I cannot understand how 'bar foo baz' is a match? For example, if I create this code:

import re

m = re.search(r'\bfoo\b', 'bar foo baz')
m.group()

...then I get this result from the console:

'foo'

... and not

'bar foo baz'

In fact based on the rest of the explanation about '\b' in the python docs, I would actually expect 'foo' to print to the console since it matches the empty string at the beginning and the end of a word.

So, what is the deal in the python docs that 'bar foo baz' is a match?

Edit: I am using python 2.7

Answer 1

I would actually expect 'foo' to print to the console since it matches the empty string at the beginning and the end of a word.

Did you mean to write ' foo ', with space on each end? It doesn't capture the spaces because \b matches transitions, gaps between characters, not characters themselves.

---

Some ramblings on the way regex works

The regex system treats strings like a stream of "tokens", where there is not a 1:1 relationship between a token and a character in a text-file. Expressions like \bfoo\b are simply a super short way to write rules for a Pac-Man-like robot which travels along eating things.

For example, suppose we have foo b4r b@z. The token-stream might be something like:

misc    :  start_of_string
misc    :  word_boundary
letter  :  'f'
letter  :  'o'
letter  :  'o'
misc    :  word_boundary
wspace  :  ' '
misc    :  word_boundary
letter  :  'b'
number  :  '4'
letter  :  'r'
misc    :  word_boundary
wspace  :  ' '
misc    :  word_boundary
letter  :  'b'
misc    :  word_boundary
char    :  '@'
misc    :  word_boundary
letter  :  'z'
misc    :  word_boundary
misc    :  end_of_string

When you do re.search(r'\bfoo\b',str), that eventually becomes a set of rules for pac-man to follow, roughly like:

1. Start at the beginning.
2. Ignore things until you find a misc:word_boundary.
3. Eat the misc:word_boundary and remember your current position as $N.
4. Try to eat a letter:'f'. If you can't, spit everything up, travel to $N+1, and go to rule #2.
5. Try to eat a letter:'o'. If you can't, spit everything up, travel to $N+1, and go to rule #2.
6. Try to eat a letter:'o'. If you can't, spit everything up, travel to $N+1, and go to rule #2.
7. Try to eat a misc:'word_boundary'. If you can't, spit everything up, travel to $N+1, and go to rule #2.
8. Tell me what's in your stomach now.

Obviously there's a lot more complexity you can layer on there, such as with loops (+*?) and shorthand (like \w for "a or b or c or ...") or how it selectively ignores some tokens, but hopefully the basic style is revealed.

So... can I parse HTML/XML now?

Short answer? No. Pac-man only operates on lines of stuff, but XML is like a tree.

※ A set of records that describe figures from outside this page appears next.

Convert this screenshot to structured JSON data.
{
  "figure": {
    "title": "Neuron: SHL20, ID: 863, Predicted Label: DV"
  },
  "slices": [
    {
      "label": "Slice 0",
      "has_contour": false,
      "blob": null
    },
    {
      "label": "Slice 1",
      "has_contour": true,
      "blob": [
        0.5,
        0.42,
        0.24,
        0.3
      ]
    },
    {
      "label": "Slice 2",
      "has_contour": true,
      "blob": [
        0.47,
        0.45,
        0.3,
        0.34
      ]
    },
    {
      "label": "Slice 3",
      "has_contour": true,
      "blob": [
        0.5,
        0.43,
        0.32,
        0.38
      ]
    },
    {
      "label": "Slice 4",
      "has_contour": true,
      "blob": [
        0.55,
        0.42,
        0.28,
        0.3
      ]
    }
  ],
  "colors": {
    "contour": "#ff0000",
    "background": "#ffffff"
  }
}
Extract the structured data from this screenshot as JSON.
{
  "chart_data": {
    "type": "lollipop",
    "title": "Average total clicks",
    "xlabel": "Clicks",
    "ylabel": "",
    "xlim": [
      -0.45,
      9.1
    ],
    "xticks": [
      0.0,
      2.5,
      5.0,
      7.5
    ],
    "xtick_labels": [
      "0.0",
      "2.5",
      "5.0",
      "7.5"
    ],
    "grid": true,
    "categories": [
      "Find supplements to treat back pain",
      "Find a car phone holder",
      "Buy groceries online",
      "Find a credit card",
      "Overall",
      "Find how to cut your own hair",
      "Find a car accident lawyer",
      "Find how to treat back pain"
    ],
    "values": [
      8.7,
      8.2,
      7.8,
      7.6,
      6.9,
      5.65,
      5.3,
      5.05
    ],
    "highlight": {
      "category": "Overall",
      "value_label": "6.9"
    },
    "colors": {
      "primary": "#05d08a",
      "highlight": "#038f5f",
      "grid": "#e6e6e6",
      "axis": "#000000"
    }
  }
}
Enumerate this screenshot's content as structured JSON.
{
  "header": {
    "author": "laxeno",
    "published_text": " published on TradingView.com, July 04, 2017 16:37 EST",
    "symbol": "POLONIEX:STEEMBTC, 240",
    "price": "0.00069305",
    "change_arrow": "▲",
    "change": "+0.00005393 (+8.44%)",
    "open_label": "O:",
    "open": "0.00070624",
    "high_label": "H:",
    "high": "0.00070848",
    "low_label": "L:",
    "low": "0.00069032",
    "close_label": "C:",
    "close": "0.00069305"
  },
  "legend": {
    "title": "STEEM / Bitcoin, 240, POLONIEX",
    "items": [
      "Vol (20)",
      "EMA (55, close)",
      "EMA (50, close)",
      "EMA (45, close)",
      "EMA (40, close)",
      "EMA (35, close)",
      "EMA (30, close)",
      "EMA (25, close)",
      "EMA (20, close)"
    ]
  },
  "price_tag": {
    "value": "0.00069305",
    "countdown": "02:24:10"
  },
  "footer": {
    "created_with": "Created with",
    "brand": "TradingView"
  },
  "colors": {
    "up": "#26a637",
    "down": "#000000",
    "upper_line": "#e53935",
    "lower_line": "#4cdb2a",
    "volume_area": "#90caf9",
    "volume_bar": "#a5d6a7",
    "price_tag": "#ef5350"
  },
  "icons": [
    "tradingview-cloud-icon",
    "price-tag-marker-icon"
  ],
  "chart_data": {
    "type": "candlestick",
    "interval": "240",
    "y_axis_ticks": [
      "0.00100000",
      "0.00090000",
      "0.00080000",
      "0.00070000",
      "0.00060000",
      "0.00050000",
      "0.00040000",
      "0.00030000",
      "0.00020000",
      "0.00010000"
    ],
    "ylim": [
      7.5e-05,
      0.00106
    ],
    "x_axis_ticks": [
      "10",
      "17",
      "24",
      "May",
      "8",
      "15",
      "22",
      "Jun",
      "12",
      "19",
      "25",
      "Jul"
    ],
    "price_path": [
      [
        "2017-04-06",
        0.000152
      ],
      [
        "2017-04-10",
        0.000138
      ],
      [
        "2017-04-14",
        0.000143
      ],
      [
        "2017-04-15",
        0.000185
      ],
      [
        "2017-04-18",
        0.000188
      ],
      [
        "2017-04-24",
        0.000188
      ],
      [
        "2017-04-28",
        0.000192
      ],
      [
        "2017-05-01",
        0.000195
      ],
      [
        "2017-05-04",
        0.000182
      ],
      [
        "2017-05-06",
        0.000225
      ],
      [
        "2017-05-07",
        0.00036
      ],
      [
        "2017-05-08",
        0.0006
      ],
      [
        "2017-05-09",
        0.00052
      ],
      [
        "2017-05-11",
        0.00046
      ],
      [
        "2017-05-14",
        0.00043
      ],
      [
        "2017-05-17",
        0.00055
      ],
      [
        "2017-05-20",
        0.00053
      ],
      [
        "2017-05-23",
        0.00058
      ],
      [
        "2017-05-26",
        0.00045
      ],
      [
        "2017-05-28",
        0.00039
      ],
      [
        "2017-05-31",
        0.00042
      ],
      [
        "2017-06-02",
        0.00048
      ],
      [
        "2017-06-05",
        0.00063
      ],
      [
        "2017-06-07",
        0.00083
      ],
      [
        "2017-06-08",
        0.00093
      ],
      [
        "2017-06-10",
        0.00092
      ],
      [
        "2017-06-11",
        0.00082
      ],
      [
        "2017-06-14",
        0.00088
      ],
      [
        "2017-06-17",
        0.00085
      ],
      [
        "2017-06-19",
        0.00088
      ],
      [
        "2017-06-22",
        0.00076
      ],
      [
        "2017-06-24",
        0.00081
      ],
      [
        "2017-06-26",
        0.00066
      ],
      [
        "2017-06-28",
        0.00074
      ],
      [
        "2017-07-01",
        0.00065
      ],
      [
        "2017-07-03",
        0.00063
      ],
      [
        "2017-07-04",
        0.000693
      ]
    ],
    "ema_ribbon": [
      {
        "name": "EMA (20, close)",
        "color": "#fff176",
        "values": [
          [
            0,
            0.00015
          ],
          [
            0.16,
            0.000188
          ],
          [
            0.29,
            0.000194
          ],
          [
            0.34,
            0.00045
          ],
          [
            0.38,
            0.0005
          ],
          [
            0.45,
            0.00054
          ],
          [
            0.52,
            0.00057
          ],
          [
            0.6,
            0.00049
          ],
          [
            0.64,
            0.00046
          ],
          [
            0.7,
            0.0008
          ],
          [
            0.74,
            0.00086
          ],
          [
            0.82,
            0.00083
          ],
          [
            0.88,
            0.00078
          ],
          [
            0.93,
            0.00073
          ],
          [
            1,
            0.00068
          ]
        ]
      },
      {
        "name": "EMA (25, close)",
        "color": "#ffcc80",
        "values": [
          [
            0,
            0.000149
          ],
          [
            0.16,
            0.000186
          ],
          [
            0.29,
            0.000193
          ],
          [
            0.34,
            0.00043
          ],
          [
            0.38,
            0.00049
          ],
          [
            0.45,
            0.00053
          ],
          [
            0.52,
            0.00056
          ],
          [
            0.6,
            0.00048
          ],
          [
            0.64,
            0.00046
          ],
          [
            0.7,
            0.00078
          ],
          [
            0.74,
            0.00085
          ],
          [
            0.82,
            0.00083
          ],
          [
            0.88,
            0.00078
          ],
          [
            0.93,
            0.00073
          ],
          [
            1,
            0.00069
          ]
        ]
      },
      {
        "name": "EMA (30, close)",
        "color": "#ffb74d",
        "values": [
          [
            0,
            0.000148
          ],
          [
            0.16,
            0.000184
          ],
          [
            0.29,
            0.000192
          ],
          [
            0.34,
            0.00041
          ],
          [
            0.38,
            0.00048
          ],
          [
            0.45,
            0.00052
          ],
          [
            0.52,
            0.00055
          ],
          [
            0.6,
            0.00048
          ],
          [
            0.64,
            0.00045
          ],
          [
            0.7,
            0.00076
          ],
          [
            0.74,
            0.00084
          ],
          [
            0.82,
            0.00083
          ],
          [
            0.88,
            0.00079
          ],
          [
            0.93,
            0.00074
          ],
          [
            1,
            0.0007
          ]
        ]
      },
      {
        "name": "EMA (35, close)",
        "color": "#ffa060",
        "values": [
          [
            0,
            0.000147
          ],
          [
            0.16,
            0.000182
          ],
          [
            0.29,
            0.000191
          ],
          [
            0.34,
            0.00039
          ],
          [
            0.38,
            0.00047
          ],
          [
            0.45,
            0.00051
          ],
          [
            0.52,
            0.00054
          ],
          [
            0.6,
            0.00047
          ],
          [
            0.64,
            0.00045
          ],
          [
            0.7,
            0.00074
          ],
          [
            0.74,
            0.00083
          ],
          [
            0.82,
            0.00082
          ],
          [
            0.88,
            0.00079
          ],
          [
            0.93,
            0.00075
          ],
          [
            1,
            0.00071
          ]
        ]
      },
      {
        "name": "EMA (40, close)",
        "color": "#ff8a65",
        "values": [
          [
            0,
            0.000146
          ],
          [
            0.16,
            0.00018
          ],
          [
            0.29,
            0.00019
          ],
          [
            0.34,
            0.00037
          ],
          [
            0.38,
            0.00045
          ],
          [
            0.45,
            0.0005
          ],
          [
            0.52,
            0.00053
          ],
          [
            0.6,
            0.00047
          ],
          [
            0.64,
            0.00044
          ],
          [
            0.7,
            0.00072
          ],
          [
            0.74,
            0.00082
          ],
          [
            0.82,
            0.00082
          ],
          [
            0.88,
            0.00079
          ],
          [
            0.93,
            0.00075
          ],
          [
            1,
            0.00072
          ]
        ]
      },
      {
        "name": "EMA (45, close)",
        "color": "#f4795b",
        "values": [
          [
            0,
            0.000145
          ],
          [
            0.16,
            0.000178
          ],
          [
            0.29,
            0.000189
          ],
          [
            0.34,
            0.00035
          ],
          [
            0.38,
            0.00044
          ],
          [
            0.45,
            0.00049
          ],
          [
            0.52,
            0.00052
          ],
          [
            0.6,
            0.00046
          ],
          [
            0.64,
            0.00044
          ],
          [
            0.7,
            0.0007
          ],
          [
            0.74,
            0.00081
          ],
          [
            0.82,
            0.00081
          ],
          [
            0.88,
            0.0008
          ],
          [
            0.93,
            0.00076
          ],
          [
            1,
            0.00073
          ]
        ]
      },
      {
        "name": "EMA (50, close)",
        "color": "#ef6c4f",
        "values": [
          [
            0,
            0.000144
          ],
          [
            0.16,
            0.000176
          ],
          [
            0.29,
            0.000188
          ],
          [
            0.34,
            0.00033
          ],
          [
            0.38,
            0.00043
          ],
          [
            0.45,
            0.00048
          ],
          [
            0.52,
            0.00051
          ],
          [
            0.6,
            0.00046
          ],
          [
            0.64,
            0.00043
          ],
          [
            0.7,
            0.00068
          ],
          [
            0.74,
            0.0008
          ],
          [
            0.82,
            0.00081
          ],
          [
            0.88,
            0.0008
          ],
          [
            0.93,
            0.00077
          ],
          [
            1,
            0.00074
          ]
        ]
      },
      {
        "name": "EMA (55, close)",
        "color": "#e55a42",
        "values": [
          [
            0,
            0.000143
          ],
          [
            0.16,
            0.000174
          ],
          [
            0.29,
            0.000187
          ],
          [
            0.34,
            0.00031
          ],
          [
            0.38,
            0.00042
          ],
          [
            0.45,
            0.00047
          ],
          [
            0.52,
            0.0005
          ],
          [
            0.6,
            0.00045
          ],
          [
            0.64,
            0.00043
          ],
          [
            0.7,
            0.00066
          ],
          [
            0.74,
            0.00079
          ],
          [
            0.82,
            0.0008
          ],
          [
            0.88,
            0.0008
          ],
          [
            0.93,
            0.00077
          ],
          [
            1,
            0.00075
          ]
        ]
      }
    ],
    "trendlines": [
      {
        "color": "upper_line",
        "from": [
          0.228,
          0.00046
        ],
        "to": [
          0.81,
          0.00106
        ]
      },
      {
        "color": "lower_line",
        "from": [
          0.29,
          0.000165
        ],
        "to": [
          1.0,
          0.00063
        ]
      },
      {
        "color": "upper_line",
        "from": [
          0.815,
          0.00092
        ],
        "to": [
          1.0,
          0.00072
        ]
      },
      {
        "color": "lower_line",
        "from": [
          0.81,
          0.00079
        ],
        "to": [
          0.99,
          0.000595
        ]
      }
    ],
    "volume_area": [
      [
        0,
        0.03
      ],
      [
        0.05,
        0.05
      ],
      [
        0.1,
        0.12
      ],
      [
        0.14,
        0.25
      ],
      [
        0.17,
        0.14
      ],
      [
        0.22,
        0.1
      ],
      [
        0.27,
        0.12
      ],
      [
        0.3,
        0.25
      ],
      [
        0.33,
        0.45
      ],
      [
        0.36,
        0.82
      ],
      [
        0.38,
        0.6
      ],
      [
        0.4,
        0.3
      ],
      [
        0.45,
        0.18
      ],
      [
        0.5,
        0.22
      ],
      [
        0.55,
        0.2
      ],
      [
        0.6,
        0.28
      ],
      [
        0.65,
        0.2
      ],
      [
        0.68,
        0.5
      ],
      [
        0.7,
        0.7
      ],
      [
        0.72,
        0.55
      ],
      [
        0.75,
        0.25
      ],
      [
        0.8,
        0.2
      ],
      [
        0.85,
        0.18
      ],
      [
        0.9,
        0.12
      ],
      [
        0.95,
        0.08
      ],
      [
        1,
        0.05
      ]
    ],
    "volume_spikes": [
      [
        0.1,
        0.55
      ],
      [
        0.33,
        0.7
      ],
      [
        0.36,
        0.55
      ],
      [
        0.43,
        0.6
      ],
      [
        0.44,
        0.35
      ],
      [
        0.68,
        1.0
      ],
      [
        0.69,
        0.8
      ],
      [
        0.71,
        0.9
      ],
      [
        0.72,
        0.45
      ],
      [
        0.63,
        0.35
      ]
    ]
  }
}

Pac-man would have to stop at certain points and hire some pac-men to explore for him (with their own different set of rules) and report back. Those sub-contractors would have sub-sub-contractors of their own too...

Anyway, Pac-man's people-skills are stunted after living in an inescapable maze full of deadly ghosts and performance-enhancing drugs. You can't get very far in a Pac-Corp when all you can say is Wakka.